3 High Protein Diet Myths You Shouldn’t BelieveEven with all the advancements in nutrition research, there are still so many people who cling to old and outdated ideas when it comes to eating and exercise. That is why we are going to clear up a few of the most common and untrue ideas about high protein diets.

MYTH 1: A High-Protein Diet Will Increase Your Chance Of Osteoporosis

It has been commonly said that a high protein diet could increase your risk of osteoporosis, a medical condition where there is a loss in bone mineral density. The theory behind this states that a high protein diet will cause there to be an increase in the acid within your body and cause the calcium to be ‘leached’ out.

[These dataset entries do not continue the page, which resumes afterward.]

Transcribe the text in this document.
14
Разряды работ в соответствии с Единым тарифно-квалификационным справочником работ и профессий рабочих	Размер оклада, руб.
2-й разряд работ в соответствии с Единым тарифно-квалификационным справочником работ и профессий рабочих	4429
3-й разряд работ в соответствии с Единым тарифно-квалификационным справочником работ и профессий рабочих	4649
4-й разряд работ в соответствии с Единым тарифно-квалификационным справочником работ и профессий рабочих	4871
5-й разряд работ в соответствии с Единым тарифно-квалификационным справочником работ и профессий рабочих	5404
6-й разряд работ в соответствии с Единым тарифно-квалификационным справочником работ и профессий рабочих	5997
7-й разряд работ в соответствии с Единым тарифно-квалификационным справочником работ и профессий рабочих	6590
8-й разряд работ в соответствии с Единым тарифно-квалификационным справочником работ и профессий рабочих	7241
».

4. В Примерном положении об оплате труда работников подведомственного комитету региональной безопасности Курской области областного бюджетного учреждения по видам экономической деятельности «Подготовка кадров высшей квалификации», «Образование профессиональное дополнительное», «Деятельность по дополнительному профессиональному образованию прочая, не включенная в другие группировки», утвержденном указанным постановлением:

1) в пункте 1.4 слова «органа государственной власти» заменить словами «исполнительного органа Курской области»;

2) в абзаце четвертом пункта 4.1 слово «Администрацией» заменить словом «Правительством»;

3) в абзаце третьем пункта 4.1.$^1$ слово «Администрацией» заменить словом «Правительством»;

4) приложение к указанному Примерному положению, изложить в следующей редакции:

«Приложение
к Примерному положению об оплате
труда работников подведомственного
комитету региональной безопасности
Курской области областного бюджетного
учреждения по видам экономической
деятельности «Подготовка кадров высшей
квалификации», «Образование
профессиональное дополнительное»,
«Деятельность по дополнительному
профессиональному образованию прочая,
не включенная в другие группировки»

However, this could not be farther from the truth. In a recent nine-week study, it was found that when carbohydrates were replaced with meat to increase the amount of protein intake, it actually increased the rate of bone health-related hormones being produced by the body.

MYTH 2: A High-Protein Diet Will Put Stress On Your Kidneys

Believe it or not, your kidneys are incredibly efficient at filtering out any unnecessary substances from your body. Even with a high protein diet, your kidneys are still able to do their job with little to no trouble at all.

That being said, it is important for you increase your water intake along with your protein intake. This is because a water helps to break down the protein within your body. In order for your body to fully breakdown and use the protein in your body efficiently, you will want to make sure you are drinking enough water to get the job done right.

MYTH 3: You Must Consume Protein Immediately After Your Workout

There is a so-called ‘anabolic window’ after training where your body is most primed to accept nutrients, especially carbs and proteins, and deliver them straight to your muscles. While it was believed that this ‘window’ of time for only open for 30 to 60 minutes after your workout, this has been since proven untrue.

Don’t get us wrong, this ‘window’ does exist, but it is much longer than 60 minutes. In fact, it has been shown to extend by several hours after you have finished your workout. So when it comes to building muscle mass, the protein timing is not as important as you may have thought.